Management and Treatment Approaches
The immediate priority in managing HH is acute stabilization to prevent neurological damage by restoring blood glucose levels. This is achieved by administering intravenous dextrose, often at high infusion rates, to counteract the excessive insulin activity. Glucagon, a hormone that stimulates the liver to release glucose, may also be given as an emergency measure to temporarily raise blood sugar.
Long-term management focuses on medical therapy to control the inappropriate insulin secretion. The first-line pharmacological treatment is Diazoxide, which works by opening the \(\text{K}_{\text{ATP}}\) channels in the beta cells, thereby inhibiting the release of insulin. Patients with milder forms of CHI or specific genetic mutations often respond well to Diazoxide. Management includes frequent feedings and specialized diets, sometimes including uncooked cornstarch for slow glucose release.
For patients whose hypoglycemia is unresponsive to Diazoxide, a somatostatin analog like Octreotide is the next medical option. Octreotide works by binding to receptors on the beta cells, which helps to suppress insulin secretion. If medical therapy fails to maintain safe blood glucose levels, particularly in severe, diazoxide-unresponsive cases of CHI, surgical intervention becomes necessary.
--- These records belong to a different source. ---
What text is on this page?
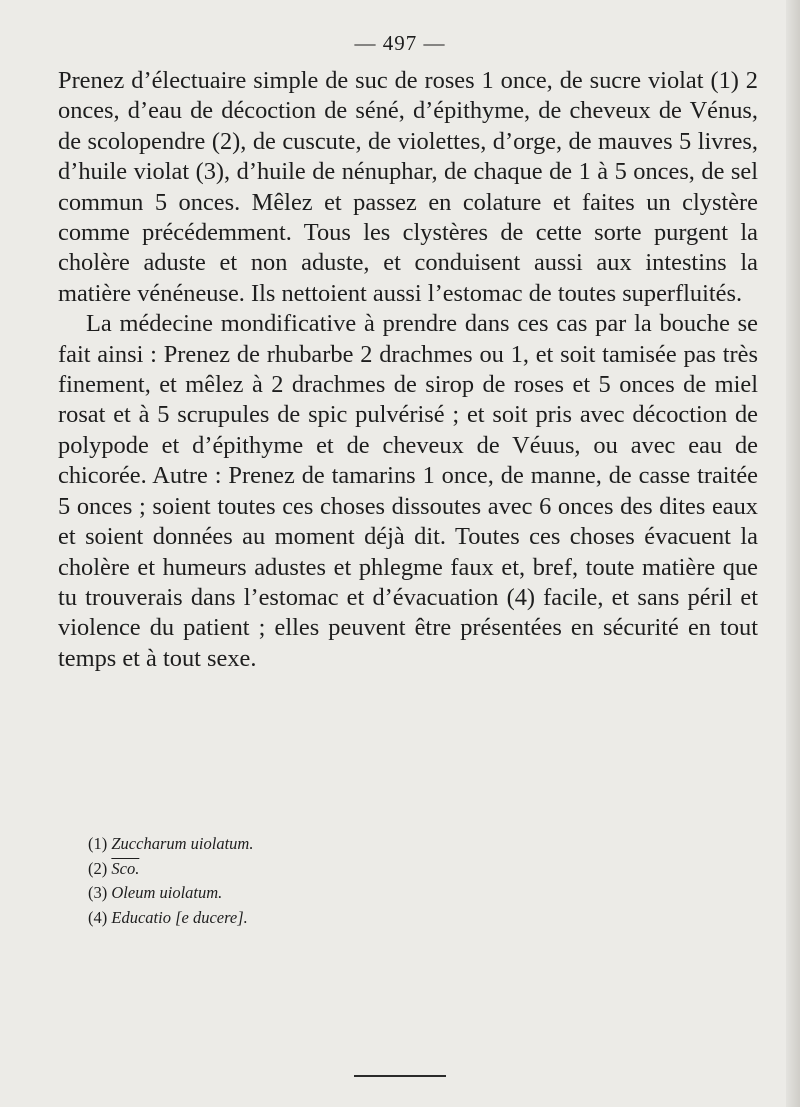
— 497 —

Prenez d’électuaire simple de suc de roses 1 once, de sucre violat (1) 2 onces, d’eau de décoction de séné, d’épithyme, de cheveux de Vénus, de scolopendre (2), de cuscute, de violettes, d’orge, de mauves 5 livres, d’huile violat (3), d’huile de nénuphar, de chaque de 1 à 5 onces, de sel commun 5 onces. Mêlez et passez en colature et faites un clystère comme précédemment. Tous les clystères de cette sorte purgent la cholère aduste et non aduste, et conduisent aussi aux intestins la matière vénéneuse. Ils nettoient aussi l’estomac de toutes superfluités.

La médecine mondificative à prendre dans ces cas par la bouche se fait ainsi : Prenez de rhubarbe 2 drachmes ou 1, et soit tamisée pas très finement, et mêlez à 2 drachmes de sirop de roses et 5 onces de miel rosat et à 5 scrupules de spic pulvérisé ; et soit pris avec décoction de polypode et d’épithyme et de cheveux de Véuus, ou avec eau de chicorée. Autre : Prenez de tamarins 1 once, de manne, de casse traitée 5 onces ; soient toutes ces choses dissoutes avec 6 onces des dites eaux et soient données au moment déjà dit. Toutes ces choses évacuent la cholère et humeurs adustes et phlegme faux et, bref, toute matière que tu trouverais dans l’estomac et d’évacuation (4) facile, et sans péril et violence du patient ; elles peuvent être présentées en sécurité en tout temps et à tout sexe.

(1) Zuccharum uiolatum.
(2) Sco.
(3) Oleum uiolatum.
(4) Educatio [e ducere].
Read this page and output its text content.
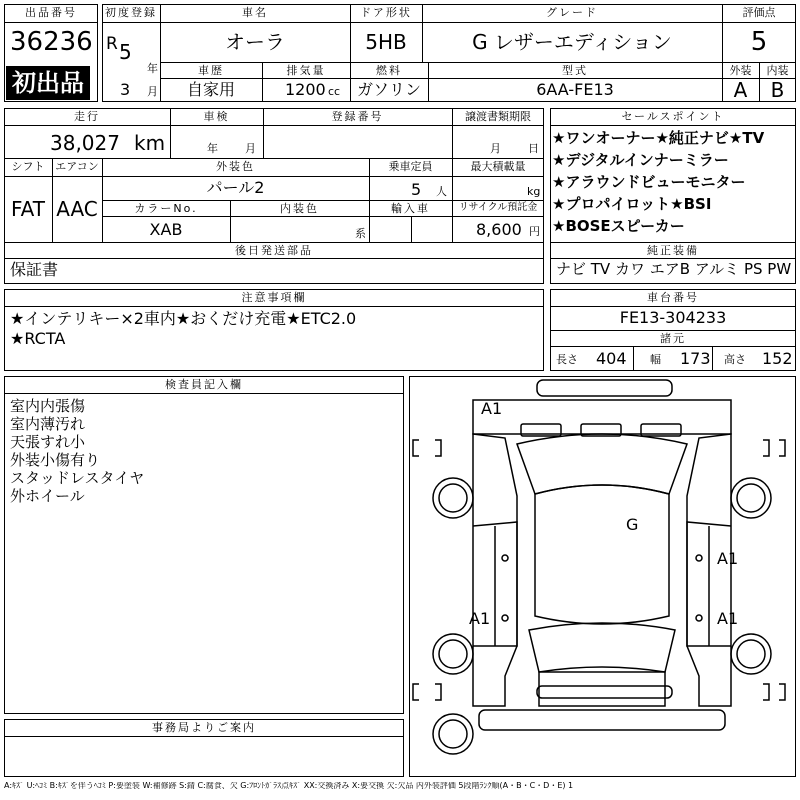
出品番号
36236
初出品
初度登録
R 5
年
3 月
車名
オーラ
ドア形状
5HB
グレード
G レザーエディション
評価点
5
車歴
自家用
排気量
1200 cc
燃料
ガソリン
型式
6AA-FE13
外装	内装
A	B
走行
38,027 km
車検
年 月
登録番号	譲渡書類期限
月 日
シフト
FAT
エアコン
AAC
外装色
パール2
乗車定員
5 人
最大積載量
kg
カラーNo.
XAB
内装色
系
輸入車	リサイクル預託金
8,600 円
後日発送部品
保証書
セールスポイント
★ワンオーナー★純正ナビ★TV
★デジタルインナーミラー
★アラウンドビューモニター
★プロパイロット★BSI
★BOSEスピーカー
純正装備
ナビ TV カワ エアB アルミ PS PW
注意事項欄
★インテリキー×2車内★おくだけ充電★ETC2.0
★RCTA
車台番号
FE13-304233
諸元
長さ 404 幅 173 高さ 152
検査員記入欄
室内内張傷
室内薄汚れ
天張すれ小
外装小傷有り
スタッドレスタイヤ
外ホイール
事務局よりご案内
A1
G
A1
A1	A1
A:ｷｽﾞ U:ﾍｺﾐ B:ｷｽﾞを伴うﾍｺﾐ P:要塗装 W:補修跡 S:錆 C:腐食、欠 G:ﾌﾛﾝﾄｶﾞﾗｽ点ｷｽﾞ XX:交換済み X:要交換 欠:欠品 内外装評価 5段階ﾗﾝｸ順(A・B・C・D・E) 1
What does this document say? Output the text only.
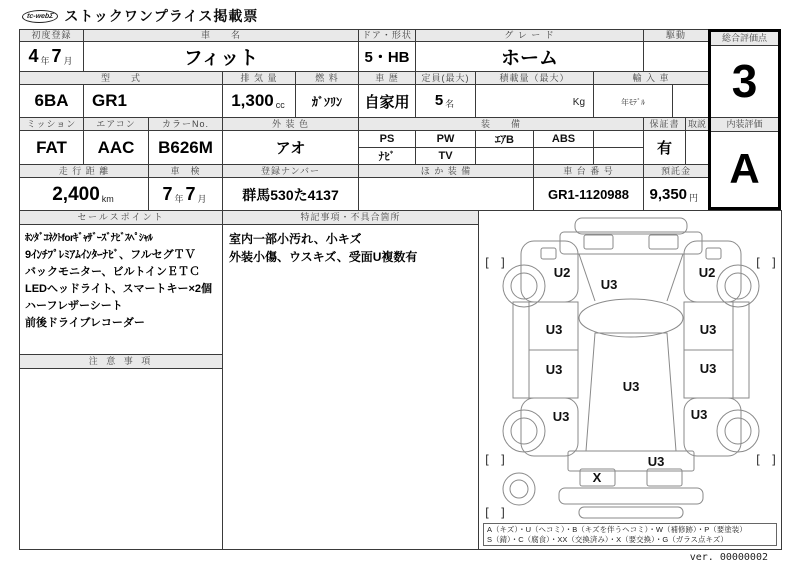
tc-webΣ ストックワンプライス掲載票
初度登録	車　　名				ドア・形状	グ レ ー ド				駆動		
4 年 7 月	フィット				5・HB	ホーム						
型　　式			排 気 量	燃 料	車 歴	定員(最大)	積載量（最大）		輸 入 車			
6BA	GR1		1,300 cc	ｶﾞｿﾘﾝ	自家用	5 名	Kg		年ﾓﾃﾞﾙ			
ミッション	エアコン	カラーNo.	外 装 色		装　　備					保証書		取説
FAT	AAC	B626M	アオ		PS	PW	ｴｱB	ABS		有		
					ﾅﾋﾞ	TV						
走 行 距 離		車　検	登録ナンバー		ほ か 装 備			車 台 番 号		預託金		
2,400 km		7 年 7 月	群馬530た4137					GR1-1120988		9,350 円		
総合評価点
3
内装評価
A
セールスポイント
ﾎﾝﾀﾞｺﾈｸﾄforｷﾞｬｻﾞｰｽﾞﾅﾋﾞｽﾍﾟｼｬﾙ
9ｲﾝﾁﾌﾟﾚﾐｱﾑｲﾝﾀｰﾅﾋﾞ、フルセグＴＶ
バックモニター、ビルトインＥＴＣ
LEDヘッドライト、スマートキー×2個
ハーフレザーシート
前後ドライブレコーダー
注 意 事 項
特記事項・不具合箇所
室内一部小汚れ、小キズ
外装小傷、ウスキズ、受面U複数有	[ ]	[ ]
[ ]	[ ]
[ ]
U2	U2
U3
U3	U3
U3	U3
U3
U3	U3
U3
X
A（キズ）・U（ヘコミ）・B（キズを伴うヘコミ）・W（補修跡）・P（要塗装）
S（錆）・C（腐食）・XX（交換済み）・X（要交換）・G（ガラス点キズ）
ver. 00000002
The surgical approach is a pancreatectomy, involving the partial or near-total removal of the pancreas. For the focal form of CHI, surgery is curative as the surgeon can precisely remove only the small, hyperactive lesion identified through specialized imaging. In the diffuse form, the disease involves the entire pancreas, often necessitating a near-total pancreatectomy, which carries a risk of recurrent hypoglycemia and the long-term complication of developing insulin-dependent diabetes.